Some would see my love for Scouting as the motivating factor here, but they would be wrong. I love Scouting, don't get me wrong, but it is not my love for Scouting that makes me say yes to these kinds of opportunities. It's my love for Jesus and my call to ministry. My life's work has been telling people about Jesus -- especially, telling young people about Jesus. That hasn't stopped because I retired; in some ways, retirement has freed me up to do ministry without the distractions of The Job.
Being a pastor not only has its distractions -- meetings, administration, keeping difficult people happy, keeping discouraged people connected, and so on -- but, well, the dirty little secret of the Church as we experience it is this. A majority of people in a majority of churches -- even evangelical/orthodox/spiritual/whatever you want to call them churches -- are not serious about making disciples. They haven't the first clue how to go about it, and they don't want to learn. This doesn't mean they're bad people, or unbelieving. They are, by and large, good people, concerned about their own souls and about those of their families. And they want their churches to prosper. But they can't see all the people I see who want to believe and belong -- and if they could see them, they would just count them as a nuisance instead of an opportunity.

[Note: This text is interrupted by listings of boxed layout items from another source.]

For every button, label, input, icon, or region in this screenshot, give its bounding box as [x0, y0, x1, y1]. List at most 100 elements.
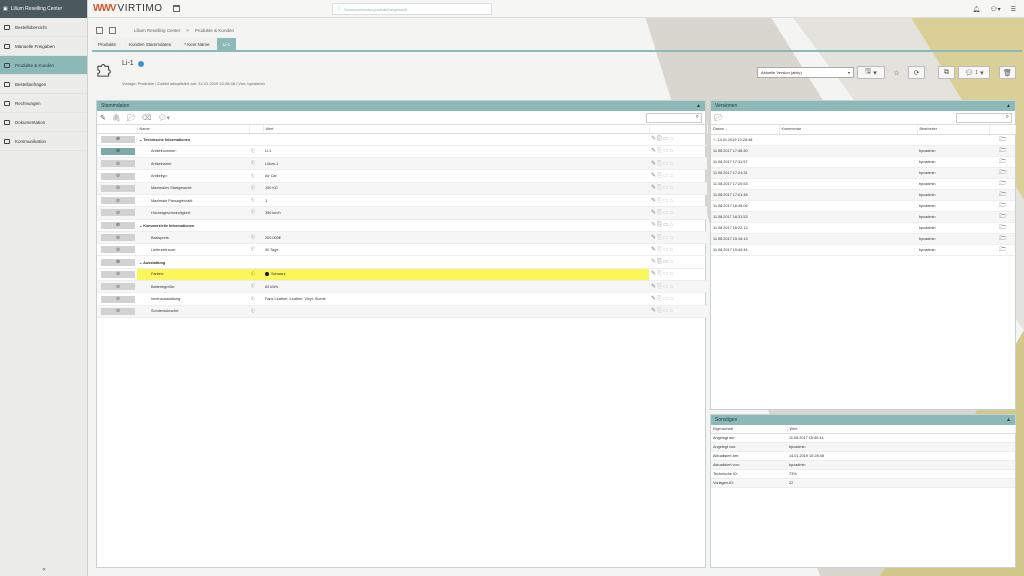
open-folder-icon[interactable]: 🗁 [999, 181, 1006, 187]
version-row[interactable]: 11.08.2017 16:22:13 bpcadmin 🗁 [711, 222, 1015, 234]
field-row[interactable]: ⊘ Basispreis: ⓘ 200.000€ ✎⎘▭⌂ [97, 231, 707, 245]
collapse-panel-icon[interactable]: ▲ [1006, 417, 1011, 423]
tab-2[interactable]: * Kein Name [178, 38, 216, 50]
tab-3[interactable]: Li-1 [216, 38, 237, 50]
collapse-panel-icon[interactable]: ▲ [696, 103, 701, 109]
erase-icon[interactable]: ⌂ [670, 198, 675, 204]
erase-icon[interactable]: ⌂ [670, 222, 675, 228]
version-row[interactable]: 11.08.2017 16:31:53 bpcadmin 🗁 [711, 211, 1015, 223]
info-icon[interactable]: ⓘ [251, 149, 255, 153]
folder-icon[interactable]: ▭ [663, 161, 670, 167]
version-row[interactable]: 11.08.2017 17:20:53 bpcadmin 🗁 [711, 178, 1015, 190]
folder-icon[interactable]: ▭ [663, 271, 670, 277]
version-row[interactable]: 11.08.2017 17:01:46 bpcadmin 🗁 [711, 189, 1015, 201]
folder-icon[interactable]: ▭ [663, 296, 670, 302]
version-row[interactable]: 11.08.2017 17:48:30 bpcadmin 🗁 [711, 145, 1015, 157]
version-select[interactable]: Aktuelle Version (aktiv) ▾ [757, 67, 854, 78]
erase-icon[interactable]: ⌂ [670, 296, 675, 302]
open-folder-icon[interactable]: 🗁 [999, 137, 1006, 143]
forward-icon[interactable] [109, 26, 116, 34]
field-row[interactable]: ⊘ Maximales Startgewicht: ⓘ 150 KG ✎⎘▭⌂ [97, 182, 707, 195]
refresh-button[interactable]: ⟳ [908, 66, 925, 79]
version-row[interactable]: 11.08.2017 17:24:31 bpcadmin 🗁 [711, 167, 1015, 179]
field-row[interactable]: ⊘ Innenausstattung: ⓘ Faux Leather; Leat… [97, 292, 707, 306]
erase-icon[interactable]: ⌂ [670, 247, 675, 253]
folder-icon[interactable]: ▭ [663, 148, 670, 154]
field-row[interactable]: ⊘ Artikelnummer: ⓘ Li-1 ✎⎘▭⌂ [97, 145, 707, 159]
sidebar-item-2[interactable]: Produkte & Kunden [0, 56, 87, 75]
version-row[interactable]: ☆ 14.01.2019 10:28:48 🗁 [711, 134, 1015, 146]
open-external-button[interactable]: ⧉ [938, 66, 955, 79]
folder-icon[interactable]: ▭ [663, 235, 670, 241]
comment-toggle-button[interactable]: ⊘ [101, 184, 135, 192]
comment-toggle-button[interactable]: ⊘ [101, 197, 135, 205]
info-icon[interactable]: ⓘ [251, 174, 255, 178]
versionen-search-input[interactable]: ⌕ [956, 113, 1012, 123]
field-row[interactable]: ⊘ Maximale Passagierzahl: ⓘ 1 ✎⎘▭⌂ [97, 194, 707, 208]
erase-icon[interactable]: ⌂ [670, 284, 675, 290]
comment-toggle-button[interactable]: ⊘ [101, 172, 135, 180]
field-row[interactable]: ⊘ Artikelname: ⓘ Lilium-1 ✎⎘▭⌂ [97, 157, 707, 171]
erase-icon[interactable]: ⌂ [670, 210, 675, 216]
comment-toggle-button[interactable]: ⊘ [101, 234, 135, 242]
erase-icon[interactable]: ⌂ [670, 259, 675, 265]
folder-open-icon[interactable]: 📂︎ [714, 114, 723, 122]
edit-icon[interactable]: ✎ [100, 114, 106, 122]
comment-toggle-button[interactable]: ⊘ [101, 221, 135, 229]
value-col-header[interactable]: Wert [263, 125, 650, 134]
info-icon[interactable]: ⓘ [251, 235, 255, 239]
brand-header[interactable]: ▣ Lilium Reselling Center [0, 0, 87, 18]
folder-icon[interactable]: ▭ [663, 136, 670, 142]
folder-icon[interactable]: ▭ [663, 173, 670, 179]
erase-icon[interactable]: ⌂ [670, 148, 675, 154]
field-row[interactable]: ⊘ Höchstgeschwindigkeit: ⓘ 350 km/h ✎⎘▭⌂ [97, 206, 707, 220]
comment-toggle-button[interactable]: ⊘ [101, 283, 135, 291]
open-folder-icon[interactable]: 🗁 [999, 214, 1006, 220]
info-icon[interactable]: ⓘ [251, 247, 255, 251]
editor-col-header[interactable]: Bearbeiter [917, 125, 990, 135]
folder-icon[interactable]: ▭ [663, 308, 670, 314]
comment-toggle-button[interactable]: ⊘ [101, 135, 135, 143]
erase-icon[interactable]: ⌂ [670, 271, 675, 277]
group-row[interactable]: ⊘ ⌄ Kommerzielle Informationen ✎⎘▭⌂ [97, 219, 707, 232]
open-folder-icon[interactable]: 🗁 [999, 247, 1006, 253]
comment-toggle-button[interactable]: ⊘ [101, 209, 135, 217]
info-icon[interactable]: ⓘ [251, 309, 255, 313]
group-row[interactable]: ⊘ ⌄ Ausstattung ✎⎘▭⌂ [97, 255, 707, 269]
open-folder-icon[interactable]: 🗁 [999, 236, 1006, 242]
group-row[interactable]: ⊘ ⌄ Technische Informationen ✎⎘▭⌂ [97, 133, 707, 146]
folder-icon[interactable]: ▭ [663, 185, 670, 191]
attach-icon[interactable]: 🖇︎ [112, 114, 121, 122]
open-folder-icon[interactable]: 🗁 [999, 192, 1006, 198]
expand-chevron-icon[interactable]: ⌄ [139, 261, 142, 265]
field-row[interactable]: ⊘ Artikeltyp: ⓘ Air Car ✎⎘▭⌂ [97, 169, 707, 183]
back-icon[interactable] [96, 26, 103, 34]
info-icon[interactable]: ⓘ [251, 161, 255, 165]
open-folder-icon[interactable]: 🗁 [999, 159, 1006, 165]
info-icon[interactable]: ⓘ [251, 186, 255, 190]
collapse-sidebar-button[interactable]: « [0, 567, 88, 573]
save-button[interactable]: 🖫 ▾ [857, 66, 885, 79]
version-row[interactable]: 11.08.2017 17:31:57 bpcadmin 🗁 [711, 156, 1015, 168]
info-icon[interactable]: ⓘ [251, 297, 255, 301]
field-row[interactable]: ⊘ Farben: ⓘ Schwarz ✎⎘▭⌂ [97, 268, 707, 282]
erase-icon[interactable]: ⌂ [670, 185, 675, 191]
expand-chevron-icon[interactable]: ⌄ [139, 224, 142, 228]
tab-0[interactable]: Produkte [92, 38, 123, 50]
stammdaten-search-input[interactable]: ⌕ [646, 113, 702, 123]
breadcrumb-current[interactable]: Produkte & Kunden [195, 28, 234, 33]
collapse-panel-icon[interactable]: ▲ [1006, 103, 1011, 109]
erase-icon[interactable]: ⌂ [670, 235, 675, 241]
folder-icon[interactable]: ▭ [663, 247, 670, 253]
version-row[interactable]: 11.08.2017 15:16:13 bpcadmin 🗁 [711, 233, 1015, 245]
favorite-button[interactable]: ☆ [888, 66, 905, 79]
open-folder-icon[interactable]: 🗁 [999, 225, 1006, 231]
bell-icon[interactable]: 🔔︎ [972, 6, 980, 13]
comment-toggle-button[interactable]: ⊘ [101, 160, 135, 168]
open-folder-icon[interactable]: 🗁 [999, 170, 1006, 176]
comment-menu-icon[interactable]: 💬︎▾ [158, 114, 170, 122]
breadcrumb-root[interactable]: Lilium Reselling Center [134, 28, 180, 33]
eraser-icon[interactable]: ⌫ [142, 114, 152, 122]
field-row[interactable]: ⊘ Batteriegröße: ⓘ 60 kWh ✎⎘▭⌂ [97, 280, 707, 294]
folder-icon[interactable]: ▭ [663, 222, 670, 228]
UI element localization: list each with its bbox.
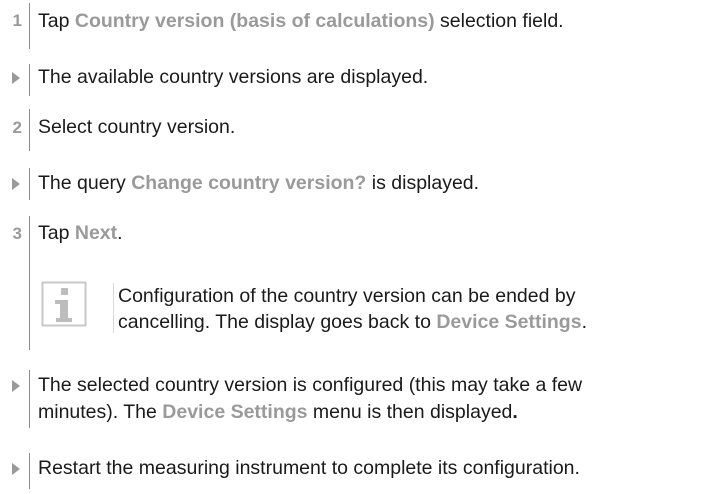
note-text-line-1: Configuration of the country version can… <box>118 285 576 307</box>
result-text: The query Change country version? is dis… <box>38 172 480 194</box>
step-text: Tap Next. <box>38 222 123 244</box>
step-rule <box>29 64 30 96</box>
result-arrow-icon <box>12 71 20 89</box>
note-text-line-2: cancelling. The display goes back to Dev… <box>118 311 587 333</box>
info-icon <box>41 281 87 327</box>
step-rule <box>29 168 30 200</box>
step-number: 1 <box>12 11 22 30</box>
ui-label: Change country version? <box>131 172 367 194</box>
result-text: The available country versions are displ… <box>38 66 429 88</box>
result-arrow-icon <box>12 379 20 397</box>
step-text: Select country version. <box>38 116 236 138</box>
ui-label: Next <box>74 222 118 244</box>
step-text: Tap Country version (basis of calculatio… <box>38 10 564 32</box>
ui-label: Device Settings <box>162 401 308 423</box>
step-rule <box>29 109 30 151</box>
step-number: 2 <box>12 118 22 137</box>
ui-label: Device Settings <box>436 311 582 333</box>
ui-label: Country version (basis of calculations) <box>74 10 435 32</box>
result-text-line-2: minutes). The Device Settings menu is th… <box>38 401 518 423</box>
step-number: 3 <box>12 224 22 243</box>
step-rule <box>29 216 30 350</box>
result-text-line-1: The selected country version is configur… <box>38 374 583 396</box>
result-text: Restart the measuring instrument to comp… <box>38 457 580 479</box>
step-rule <box>29 370 30 428</box>
result-arrow-icon <box>12 462 20 480</box>
result-arrow-icon <box>12 177 20 195</box>
step-rule <box>29 453 30 489</box>
step-rule <box>29 3 30 49</box>
note-separator <box>113 283 114 333</box>
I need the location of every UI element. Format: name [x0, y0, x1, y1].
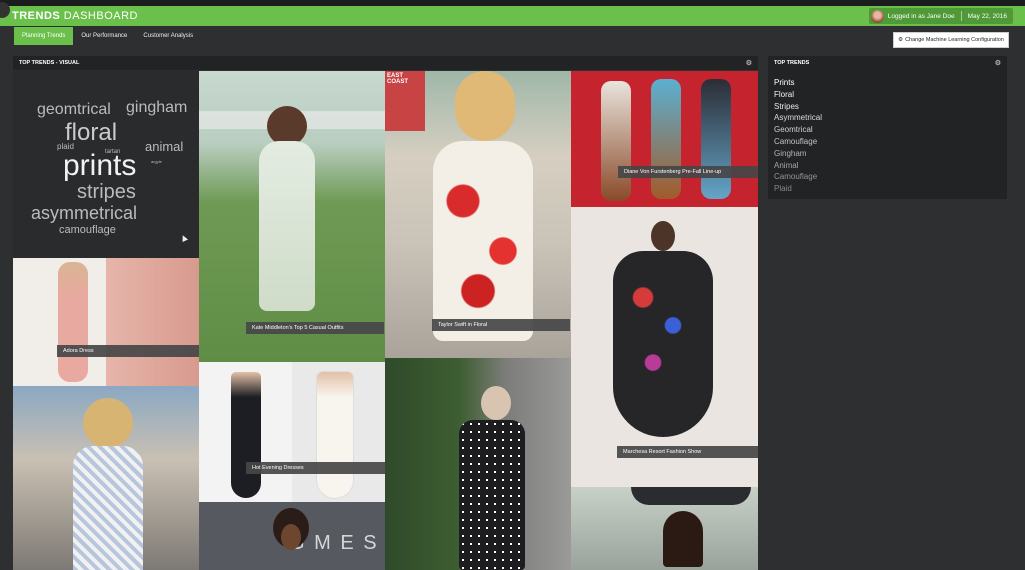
dress-graphic: [231, 372, 261, 498]
photo-tile-taylor-floral[interactable]: EAST COAST Taylor Swift in Floral: [385, 71, 571, 358]
dress-graphic: [259, 141, 315, 311]
person-hair-graphic: [455, 71, 515, 141]
top-trends-title: TOP TRENDS: [774, 60, 810, 66]
trend-item[interactable]: Camouflage: [774, 171, 1007, 183]
gear-icon: ⚙: [898, 37, 904, 43]
photo-tile-street[interactable]: [385, 358, 571, 570]
model-graphic: [601, 81, 631, 201]
trend-item[interactable]: Camouflage: [774, 136, 1007, 148]
app-title-rest: DASHBOARD: [63, 10, 138, 22]
app-title-bold: TRENDS: [12, 10, 61, 22]
trend-item[interactable]: Floral: [774, 89, 1007, 101]
top-trends-header: TOP TRENDS ⚙: [768, 56, 1007, 70]
photo-tile-dvf[interactable]: Diane Von Furstenberg Pre-Fall Line-up: [571, 71, 758, 207]
dress-graphic: [73, 446, 143, 570]
cloud-word-stripes: stripes: [77, 181, 136, 203]
trend-item[interactable]: Prints: [774, 77, 1007, 89]
model-graphic: [701, 79, 731, 199]
caption-evening: Hot Evening Dresses: [246, 462, 385, 474]
photo-tile-marchesa[interactable]: Marchesa Resort Fashion Show: [571, 207, 758, 487]
photo-tile-sunglasses[interactable]: [571, 487, 758, 570]
mouse-cursor-icon: [180, 234, 188, 242]
store-sign-text: EAST COAST: [387, 73, 408, 85]
photo-tile-event[interactable]: G M E S: [199, 502, 385, 570]
tab-planning-trends[interactable]: Planning Trends: [14, 27, 74, 45]
person-hair-graphic: [663, 511, 703, 567]
gear-icon[interactable]: ⚙: [746, 59, 752, 67]
tab-our-performance[interactable]: Our Performance: [73, 27, 135, 45]
dress-graphic: [317, 372, 353, 498]
app-title: TRENDS DASHBOARD: [12, 10, 138, 22]
trend-item[interactable]: Animal: [774, 160, 1007, 172]
cloud-word-animal: animal: [145, 139, 184, 154]
trend-item[interactable]: Stripes: [774, 101, 1007, 113]
cloud-word-camouflage: camouflage: [59, 224, 116, 236]
caption-adora: Adora Dress: [57, 345, 199, 357]
cloud-word-argyle: argyle: [151, 159, 162, 164]
ml-config-label: Change Machine Learning Configuration: [905, 37, 1004, 43]
trend-item[interactable]: Asymmetrical: [774, 112, 1007, 124]
logged-in-label: Logged in as Jane Doe: [887, 12, 955, 20]
date-label: May 22, 2016: [967, 12, 1007, 20]
caption-kate: Kate Middleton's Top 5 Casual Outfits: [246, 322, 384, 334]
model-graphic: [58, 262, 88, 382]
person-hair-graphic: [267, 106, 307, 146]
word-cloud: geomtrical gingham floral tartan plaid a…: [13, 71, 199, 258]
gear-icon[interactable]: ⚙: [995, 59, 1001, 67]
dress-graphic: [433, 141, 533, 341]
trend-item[interactable]: Plaid: [774, 183, 1007, 195]
trend-item[interactable]: Gingham: [774, 148, 1007, 160]
model-graphic: [651, 79, 681, 199]
caption-dvf: Diane Von Furstenberg Pre-Fall Line-up: [618, 166, 758, 178]
photo-tile-crowd[interactable]: [13, 386, 199, 570]
divider: [960, 11, 962, 21]
person-hair-graphic: [481, 386, 511, 420]
person-hair-graphic: [651, 221, 675, 251]
cloud-word-asymmetrical: asymmetrical: [31, 203, 138, 223]
photo-tile-kate[interactable]: Kate Middleton's Top 5 Casual Outfits: [199, 71, 385, 362]
visual-panel-header: TOP TRENDS - VISUAL ⚙: [13, 56, 758, 70]
nav-tabs: Planning Trends Our Performance Customer…: [14, 27, 201, 45]
storefront-graphic: EAST COAST: [385, 71, 425, 131]
trend-item[interactable]: Geomtrical: [774, 124, 1007, 136]
cloud-word-gingham: gingham: [126, 99, 188, 116]
cloud-word-geomtrical: geomtrical: [37, 101, 111, 118]
person-face-graphic: [281, 524, 301, 550]
top-trends-list: Prints Floral Stripes Asymmetrical Geomt…: [768, 69, 1007, 199]
photo-tile-evening[interactable]: Hot Evening Dresses: [199, 362, 385, 502]
ml-config-button[interactable]: ⚙ Change Machine Learning Configuration: [893, 32, 1009, 48]
umbrella-graphic: [631, 487, 751, 505]
gown-graphic: [613, 251, 713, 437]
tab-customer-analysis[interactable]: Customer Analysis: [135, 27, 201, 45]
user-info[interactable]: Logged in as Jane Doe May 22, 2016: [868, 8, 1013, 24]
outfit-graphic: [459, 420, 525, 570]
avatar: [870, 9, 884, 23]
caption-taylor: Taylor Swift in Floral: [432, 319, 570, 331]
photo-tile-adora[interactable]: Adora Dress: [13, 258, 199, 386]
caption-marchesa: Marchesa Resort Fashion Show: [617, 446, 758, 458]
app-logo-icon: [0, 2, 10, 18]
app-header: TRENDS DASHBOARD Logged in as Jane Doe M…: [0, 2, 1025, 26]
visual-panel-title: TOP TRENDS - VISUAL: [19, 60, 80, 66]
person-hair-graphic: [83, 398, 133, 448]
cloud-word-prints: prints: [63, 149, 137, 182]
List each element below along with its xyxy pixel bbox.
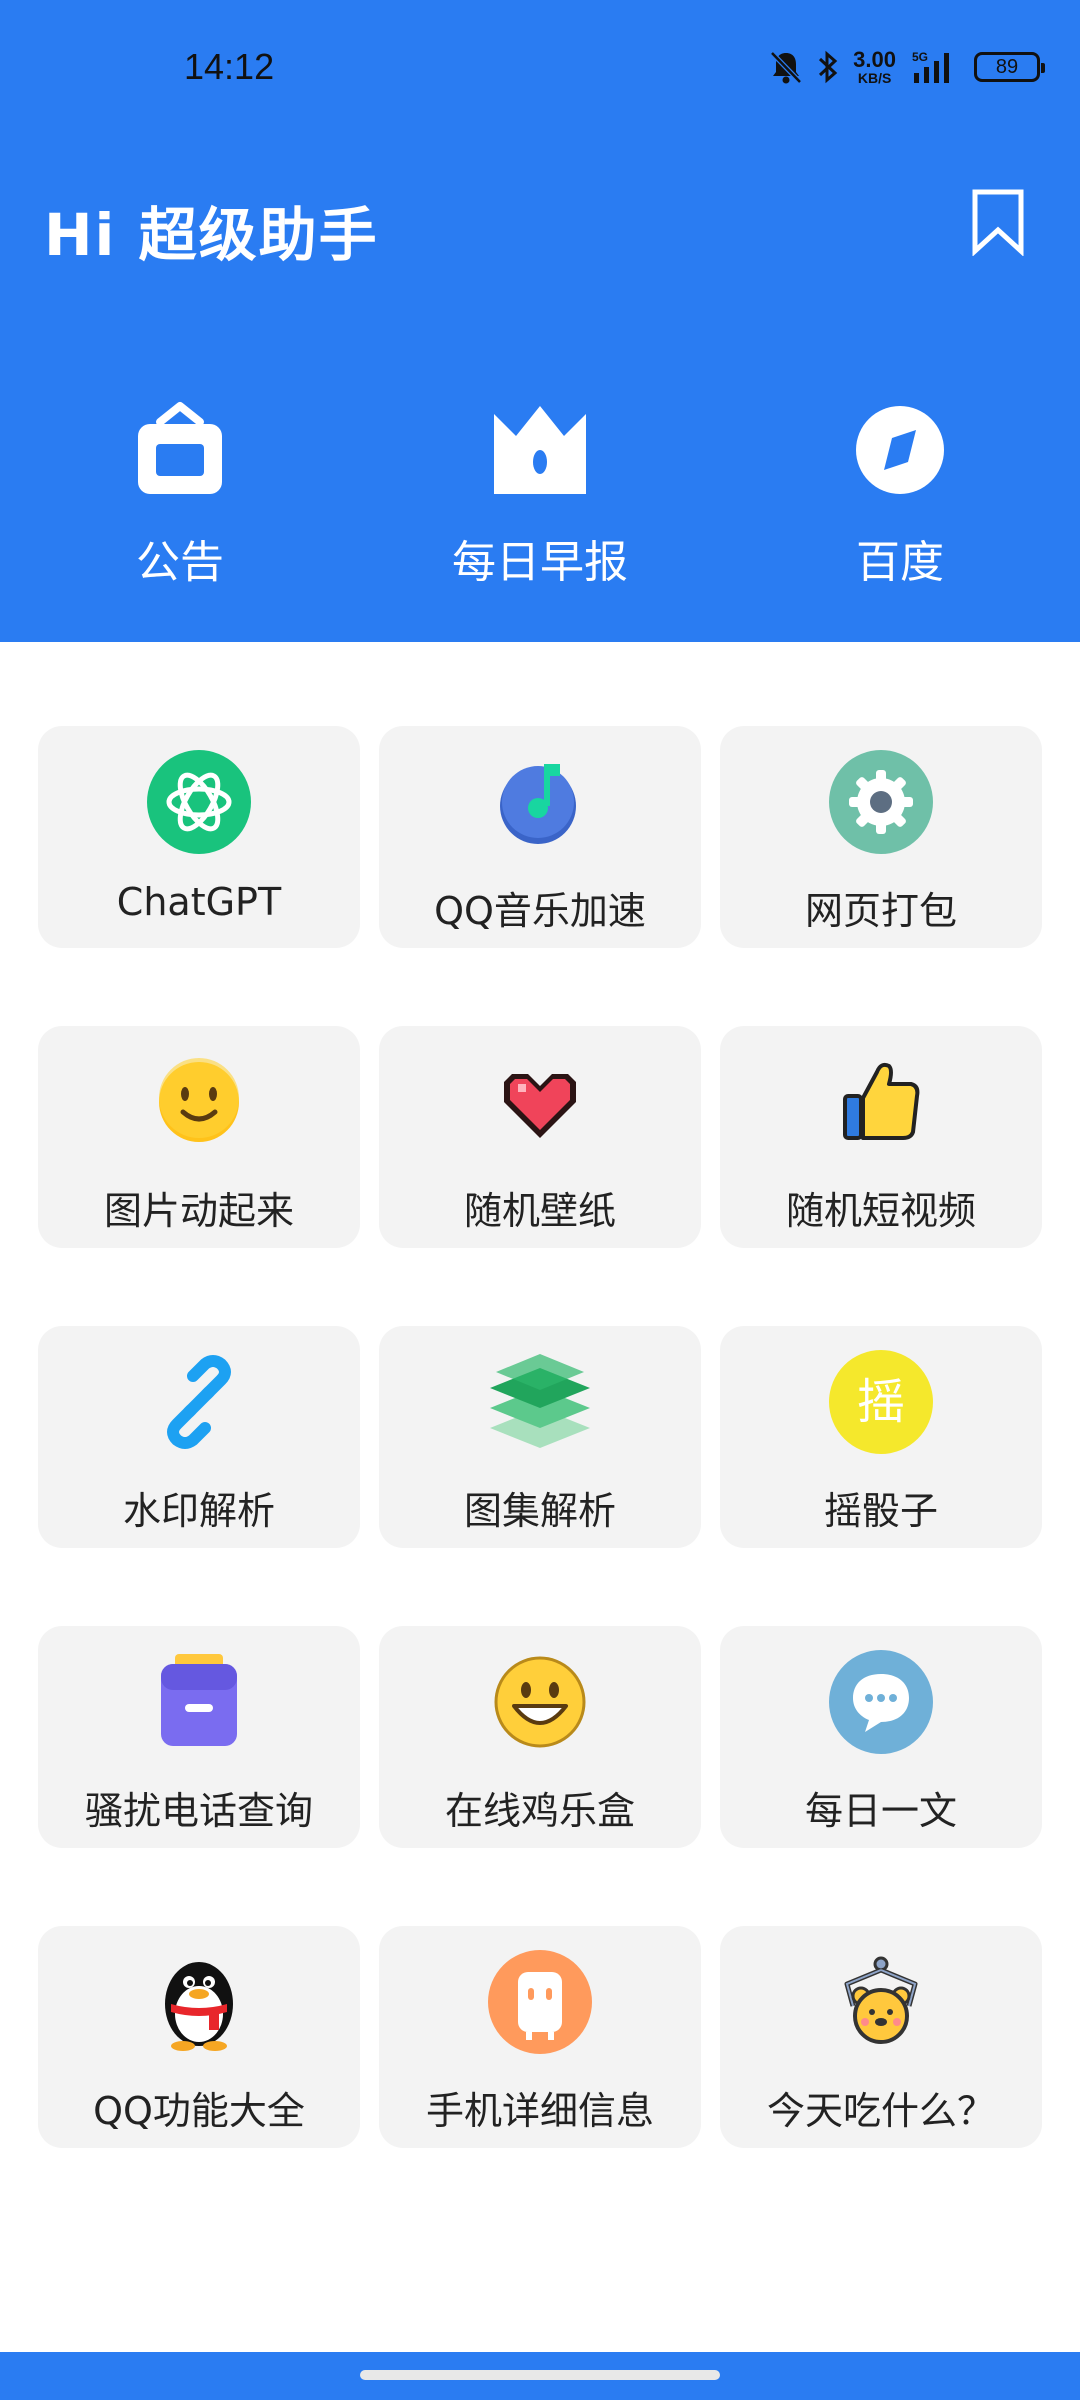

Why do I do so much Scouting ministry? It's not because it gives me an opportunity to do Scouting, but because it gives me an opportunity to do ministry. I get to teach little kids how to pray! I get to tell a whole bunch of men and teens -- a goodly portion of whom rarely darken the doors of the church back home -- about the love of God and the adventure of faith. I get to talk with young adults who are wrestling with the future they're grasping for. And they want me to do this. They seek me out!
Compare that with the people who make excuses about having to teach Sunday School. With the people who are fine with letting youth ministry slide so long as their church connection meets their own needs and convenience. With the people who complain about messes and dirt and want to write endless lists of rules. With the people who want their church to grow but who can't think of anyone to invite. With those who are jealous of the pastor's time spent with those people, but who won't respond when the pastor offers to spend time with them and theirs. As I say, these are not bad people. They'll work, and work hard, doing programs, running events, attending things. But an awful lot of them don't know what actually matters, and they won't learn; meanwhile, the few who do know or want to learn struggle to do their ministry while the church piles all kinds of other responsibilities on them.
Behold! Kids matter. Lonely people matter. Overwhelmed parents matter. The spiritually hungry of all ages matter. I was sent to them, to seek them out wherever they might be found. I am as surprised as anybody that so many are found in uniforms of one color or another (adorned with lots of bright patches), but so it is. And best of all, these hearers are eager to listen to what I have to tell them. Who knows what wonders they might receive because they believed the word that was told them?